There is an 8,000-core Dell HPC system in Holland which is idle at night and he could, in theory, rent some of that capacity and supply it to his users. They already use what is, in effect, a cloud HPC service from his data centre in Cambridge, with datasets stored in the cloud. Altering or adding another source of HPC cores, to be accessed over links from outside the firewall, would essentially make no difference to them.
The only change they would notice would be that their research budgets go further, since the core hours they buy would be cheaper. This assumes that needed data sets could be sent to the Dutch HPC centre somehow.
Calleja is also thinking of offering HPS services to users outside Cambridge University, both to other academic institutions and to small and medium businesses needing an HPC resource for financial modelling, risk modelling, automotive and pharmaceutical applications. He is looking at putting commercial multi-gigabit fibre feeds in place, outside the academic networks, to support this.

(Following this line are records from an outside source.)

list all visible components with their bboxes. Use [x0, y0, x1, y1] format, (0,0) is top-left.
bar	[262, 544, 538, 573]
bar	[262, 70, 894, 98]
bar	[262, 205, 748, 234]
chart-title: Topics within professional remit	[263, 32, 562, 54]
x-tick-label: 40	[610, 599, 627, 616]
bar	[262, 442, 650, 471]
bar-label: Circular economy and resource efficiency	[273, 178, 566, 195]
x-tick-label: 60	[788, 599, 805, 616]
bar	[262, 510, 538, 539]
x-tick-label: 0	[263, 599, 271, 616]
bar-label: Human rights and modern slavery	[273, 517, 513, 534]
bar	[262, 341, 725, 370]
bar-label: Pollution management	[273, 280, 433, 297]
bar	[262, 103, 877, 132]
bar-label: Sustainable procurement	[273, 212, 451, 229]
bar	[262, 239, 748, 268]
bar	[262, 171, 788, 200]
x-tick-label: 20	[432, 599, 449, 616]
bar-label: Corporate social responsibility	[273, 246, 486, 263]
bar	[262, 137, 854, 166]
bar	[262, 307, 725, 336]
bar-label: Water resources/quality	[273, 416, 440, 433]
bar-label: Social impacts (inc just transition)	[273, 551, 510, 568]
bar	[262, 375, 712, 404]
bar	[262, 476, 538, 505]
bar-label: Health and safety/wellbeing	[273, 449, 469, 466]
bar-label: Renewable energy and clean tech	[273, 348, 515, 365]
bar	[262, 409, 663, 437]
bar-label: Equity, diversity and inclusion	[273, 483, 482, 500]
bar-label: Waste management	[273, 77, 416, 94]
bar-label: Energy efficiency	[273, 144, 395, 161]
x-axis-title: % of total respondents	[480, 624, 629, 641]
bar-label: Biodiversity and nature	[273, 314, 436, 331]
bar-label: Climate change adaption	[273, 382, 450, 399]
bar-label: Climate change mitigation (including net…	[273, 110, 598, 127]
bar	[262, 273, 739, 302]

If he can sell core hours to more clients, then his running costs go down, and his core/hour prices also go down. A couple of other universities are already looking into the idea of using Cambridge HPC resources in this way. Calleja also gets three to four enquiries a month from SMEs about his data centre's HPC facilities.
He is not alone here. The academic JANET network is looking into a shared service model of operation.
If Calleja had profits from supplying cloud HPC services then he could afford more kit. He reckons that there is a sweet spot between university HPC data centres and larger regional HPC sites and his Cambridge data centre could grow to fill it.
The logic here is to build ever larger supercomputers with more and more powerful cores, perhaps backed up with GPUs. These would be operated at a high utilisation rate by delivering highly-efficient parallelised code resources to users, billed by the core hours they use. By keeping data sets inside the HPC lab it is, ironically, becoming another example of a re-invented mainframe approach: an HPC glass house. ®
* A gigaflop is one thousand million floating point operations a second. A petaflop is one million billion such operations a second.